Despite renewed interest, development of chemical biology methods to study peptidoglycan metabolism has lagged in comparison to the glycobiology field in general. To address this, a panel of diamides were screened against the Gram-positive bacterium Streptococcus pneumoniae to identify inhibitors of bacterial growth. The screen identified the diamide masarimycin as a bacteriostatic inhibitor of S. pneumoniae growth with an MIC of 8 µM. The diamide inhibited detergent-induced autolysis in a concentration-dependent manner, indicating perturbation of peptidoglycan degradation as the mode-of-action. Cell based screening of masarimycin against a panel of autolysin mutants, identified a higher MIC against a ΔlytB strain lacking an endo-N-acetylglucosaminidase involved in cell division. Subsequent biochemical and phenotypic analyses suggested that the higher MIC was due to an indirect interaction with LytB. Further analysis of changes to the cell surface in masarimycin treated cells identified the overexpression of several moonlighting proteins, including elongation factor Tu which is implicated in regulating cell shape. Checkerboard assays using masarimycin in concert with additional antibiotics identified an antagonistic relationship with the cell wall targeting antibiotic fosfomycin, which further supports a cell wall mode-of-action.

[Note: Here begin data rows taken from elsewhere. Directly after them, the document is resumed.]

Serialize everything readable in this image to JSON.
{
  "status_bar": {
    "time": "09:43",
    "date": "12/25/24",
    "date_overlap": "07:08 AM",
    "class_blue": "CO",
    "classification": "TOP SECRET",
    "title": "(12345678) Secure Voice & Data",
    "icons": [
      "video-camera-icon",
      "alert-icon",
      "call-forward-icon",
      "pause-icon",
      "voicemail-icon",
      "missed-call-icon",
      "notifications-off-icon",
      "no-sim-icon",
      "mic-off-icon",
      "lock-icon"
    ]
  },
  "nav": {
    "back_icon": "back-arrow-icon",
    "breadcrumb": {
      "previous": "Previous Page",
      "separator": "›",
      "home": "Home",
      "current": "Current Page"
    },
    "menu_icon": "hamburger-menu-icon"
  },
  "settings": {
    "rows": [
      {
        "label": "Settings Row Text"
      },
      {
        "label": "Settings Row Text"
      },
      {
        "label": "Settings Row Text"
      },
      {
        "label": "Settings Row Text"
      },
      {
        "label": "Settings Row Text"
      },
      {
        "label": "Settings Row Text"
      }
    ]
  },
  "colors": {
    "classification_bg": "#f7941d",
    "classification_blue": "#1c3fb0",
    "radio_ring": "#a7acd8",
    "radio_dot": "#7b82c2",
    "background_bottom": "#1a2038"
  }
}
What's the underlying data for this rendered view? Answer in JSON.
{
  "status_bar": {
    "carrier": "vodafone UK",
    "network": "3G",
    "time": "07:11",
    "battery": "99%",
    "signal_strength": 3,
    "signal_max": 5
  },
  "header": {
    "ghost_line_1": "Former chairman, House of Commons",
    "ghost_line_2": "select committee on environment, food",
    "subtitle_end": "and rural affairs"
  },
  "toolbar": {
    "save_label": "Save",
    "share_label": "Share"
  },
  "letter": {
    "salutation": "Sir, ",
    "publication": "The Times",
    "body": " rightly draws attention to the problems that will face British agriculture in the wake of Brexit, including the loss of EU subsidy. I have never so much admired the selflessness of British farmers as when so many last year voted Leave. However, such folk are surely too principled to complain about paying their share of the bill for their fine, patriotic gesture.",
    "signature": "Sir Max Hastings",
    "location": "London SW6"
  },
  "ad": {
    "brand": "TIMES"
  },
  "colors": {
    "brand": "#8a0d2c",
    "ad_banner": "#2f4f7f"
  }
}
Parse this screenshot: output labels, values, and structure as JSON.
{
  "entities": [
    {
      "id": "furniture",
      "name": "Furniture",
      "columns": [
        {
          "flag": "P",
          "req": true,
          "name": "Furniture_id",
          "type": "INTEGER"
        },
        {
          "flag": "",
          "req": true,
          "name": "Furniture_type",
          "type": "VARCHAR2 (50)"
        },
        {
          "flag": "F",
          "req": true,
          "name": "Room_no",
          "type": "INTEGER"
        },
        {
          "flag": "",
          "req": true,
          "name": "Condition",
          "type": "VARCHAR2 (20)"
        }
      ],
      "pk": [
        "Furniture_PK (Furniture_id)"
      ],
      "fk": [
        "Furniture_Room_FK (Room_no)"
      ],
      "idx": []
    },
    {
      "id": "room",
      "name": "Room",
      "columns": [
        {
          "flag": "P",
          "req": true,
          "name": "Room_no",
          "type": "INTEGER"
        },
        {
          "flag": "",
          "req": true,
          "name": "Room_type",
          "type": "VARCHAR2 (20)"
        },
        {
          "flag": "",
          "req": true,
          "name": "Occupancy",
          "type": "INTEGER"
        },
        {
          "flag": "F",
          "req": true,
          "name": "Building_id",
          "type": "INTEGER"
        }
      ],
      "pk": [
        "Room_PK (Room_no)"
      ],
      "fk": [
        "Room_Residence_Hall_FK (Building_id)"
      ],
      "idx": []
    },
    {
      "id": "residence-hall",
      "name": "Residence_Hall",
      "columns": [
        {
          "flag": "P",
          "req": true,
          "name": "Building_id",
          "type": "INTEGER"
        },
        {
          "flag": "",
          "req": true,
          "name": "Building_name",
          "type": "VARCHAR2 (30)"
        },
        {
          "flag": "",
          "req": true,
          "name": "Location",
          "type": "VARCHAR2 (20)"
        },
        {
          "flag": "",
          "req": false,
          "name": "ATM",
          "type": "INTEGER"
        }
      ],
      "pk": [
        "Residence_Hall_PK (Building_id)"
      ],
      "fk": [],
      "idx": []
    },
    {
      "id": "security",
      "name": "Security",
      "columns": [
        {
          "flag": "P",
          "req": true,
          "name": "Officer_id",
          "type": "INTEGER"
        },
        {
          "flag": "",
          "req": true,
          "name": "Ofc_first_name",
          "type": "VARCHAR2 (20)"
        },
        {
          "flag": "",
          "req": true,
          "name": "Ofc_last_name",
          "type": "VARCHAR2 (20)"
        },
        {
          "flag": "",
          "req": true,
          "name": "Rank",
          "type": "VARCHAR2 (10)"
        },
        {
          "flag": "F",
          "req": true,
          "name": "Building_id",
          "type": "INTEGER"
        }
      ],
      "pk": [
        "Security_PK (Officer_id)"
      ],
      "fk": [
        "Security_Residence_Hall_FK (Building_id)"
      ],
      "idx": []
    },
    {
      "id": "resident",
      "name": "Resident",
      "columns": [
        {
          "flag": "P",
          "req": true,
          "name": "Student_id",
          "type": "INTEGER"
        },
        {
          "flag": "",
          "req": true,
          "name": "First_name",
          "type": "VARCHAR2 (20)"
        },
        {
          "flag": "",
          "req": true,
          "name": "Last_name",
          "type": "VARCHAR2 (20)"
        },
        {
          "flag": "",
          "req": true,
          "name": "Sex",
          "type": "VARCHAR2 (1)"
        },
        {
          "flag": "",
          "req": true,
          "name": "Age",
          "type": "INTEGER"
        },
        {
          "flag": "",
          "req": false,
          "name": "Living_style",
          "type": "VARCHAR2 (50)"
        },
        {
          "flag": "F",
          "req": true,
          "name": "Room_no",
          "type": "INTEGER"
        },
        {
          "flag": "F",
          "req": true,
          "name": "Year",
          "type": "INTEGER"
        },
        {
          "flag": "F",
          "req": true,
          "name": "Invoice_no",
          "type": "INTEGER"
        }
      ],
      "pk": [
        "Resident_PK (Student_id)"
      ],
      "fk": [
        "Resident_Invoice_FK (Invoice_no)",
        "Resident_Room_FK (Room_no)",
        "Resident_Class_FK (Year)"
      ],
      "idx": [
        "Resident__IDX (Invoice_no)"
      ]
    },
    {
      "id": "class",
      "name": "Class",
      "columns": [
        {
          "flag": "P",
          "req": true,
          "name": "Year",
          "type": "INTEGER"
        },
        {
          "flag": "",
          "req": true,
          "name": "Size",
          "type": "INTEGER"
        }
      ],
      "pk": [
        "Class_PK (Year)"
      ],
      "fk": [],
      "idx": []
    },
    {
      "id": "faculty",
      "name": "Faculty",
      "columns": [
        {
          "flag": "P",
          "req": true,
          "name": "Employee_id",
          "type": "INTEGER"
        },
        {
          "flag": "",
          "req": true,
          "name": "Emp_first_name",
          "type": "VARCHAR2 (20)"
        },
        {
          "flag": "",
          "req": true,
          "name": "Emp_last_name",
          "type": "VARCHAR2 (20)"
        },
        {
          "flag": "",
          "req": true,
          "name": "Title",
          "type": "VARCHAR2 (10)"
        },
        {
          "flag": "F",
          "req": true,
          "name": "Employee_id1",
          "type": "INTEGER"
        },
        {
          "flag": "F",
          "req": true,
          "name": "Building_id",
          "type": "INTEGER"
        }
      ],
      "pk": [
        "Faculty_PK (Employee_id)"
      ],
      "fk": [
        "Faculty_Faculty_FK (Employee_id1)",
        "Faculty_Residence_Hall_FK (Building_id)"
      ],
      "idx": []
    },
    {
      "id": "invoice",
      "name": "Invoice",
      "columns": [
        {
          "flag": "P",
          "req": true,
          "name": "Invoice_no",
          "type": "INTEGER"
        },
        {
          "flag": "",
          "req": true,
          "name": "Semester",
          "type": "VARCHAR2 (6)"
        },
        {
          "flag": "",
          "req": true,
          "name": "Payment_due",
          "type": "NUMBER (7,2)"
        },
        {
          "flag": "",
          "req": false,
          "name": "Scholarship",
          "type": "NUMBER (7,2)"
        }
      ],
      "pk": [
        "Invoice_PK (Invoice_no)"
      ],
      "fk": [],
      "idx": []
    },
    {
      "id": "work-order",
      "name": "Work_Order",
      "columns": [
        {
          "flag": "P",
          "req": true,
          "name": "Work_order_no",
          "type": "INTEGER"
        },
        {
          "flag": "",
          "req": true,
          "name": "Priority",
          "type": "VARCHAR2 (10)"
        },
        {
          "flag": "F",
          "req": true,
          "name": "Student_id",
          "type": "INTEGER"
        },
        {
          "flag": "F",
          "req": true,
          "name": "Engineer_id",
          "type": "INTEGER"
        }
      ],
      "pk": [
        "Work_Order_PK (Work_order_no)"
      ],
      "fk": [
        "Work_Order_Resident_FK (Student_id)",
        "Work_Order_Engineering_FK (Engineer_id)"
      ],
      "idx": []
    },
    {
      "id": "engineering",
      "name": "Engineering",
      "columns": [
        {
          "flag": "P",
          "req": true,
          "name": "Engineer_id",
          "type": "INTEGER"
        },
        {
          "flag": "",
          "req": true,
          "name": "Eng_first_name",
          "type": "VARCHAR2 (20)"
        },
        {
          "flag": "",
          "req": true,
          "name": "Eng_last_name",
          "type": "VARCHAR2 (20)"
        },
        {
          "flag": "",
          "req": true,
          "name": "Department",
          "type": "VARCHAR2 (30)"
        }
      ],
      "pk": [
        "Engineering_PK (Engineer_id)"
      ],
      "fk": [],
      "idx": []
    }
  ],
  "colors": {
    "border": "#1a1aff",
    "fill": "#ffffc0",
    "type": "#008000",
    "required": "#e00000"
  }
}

Keywords: cell wall; chemical biology; meta-phenotype; mode-of-action; peptidoglycan.

Fig. 1.

Structure of PG showing the cleavage sites of several of the characterized autolysins in S. pneumoniae . Inset: structure of the antimicrobial diamide masarimycin.

Fig. 2.

Screening of the diamide masarimycin against Streptococcus pneumoniae . (a) The diamide masarimycin inhibits detergent-induced autolysis in a concentration dependent manner. Percent residual activity was calculated using autolysis in the absence of inhibitor set as 100 %. Data shown is the average of experiments performed in biological and technical triplicate. Error bars denote standard deviation. (b) Activity of masarimycin against S. pneumoniae R6 autolysin and cell wall biosynthesis mutants (13) to identify changes to masarimycin sensitivity. Assays were run in biological triplicate and yielded the same MIC values.

Fig. 3.

Chain dispersing assay with S. pneumoniae TIGR4 ΔlytB strain and purified recombinant LytB (rLytB, 2 µM). In the presence of 40 µM masarimycin dispersion of the ΔlytB chain phenotype is not inhibited. Images were taken at 1000 x magnification.

Fig. 4.

Morphological analysis of S. pneumoniae ΔlytB mutant- [15] in the presence of sub-MIC masarimycin, the β-lactam cefoxitin (DacA/PBP3 selective) or in combination. Cells were fixed in 1 % formaldehyde, stained with methylene blue, and visualized using bright field microscopy under oil immersion.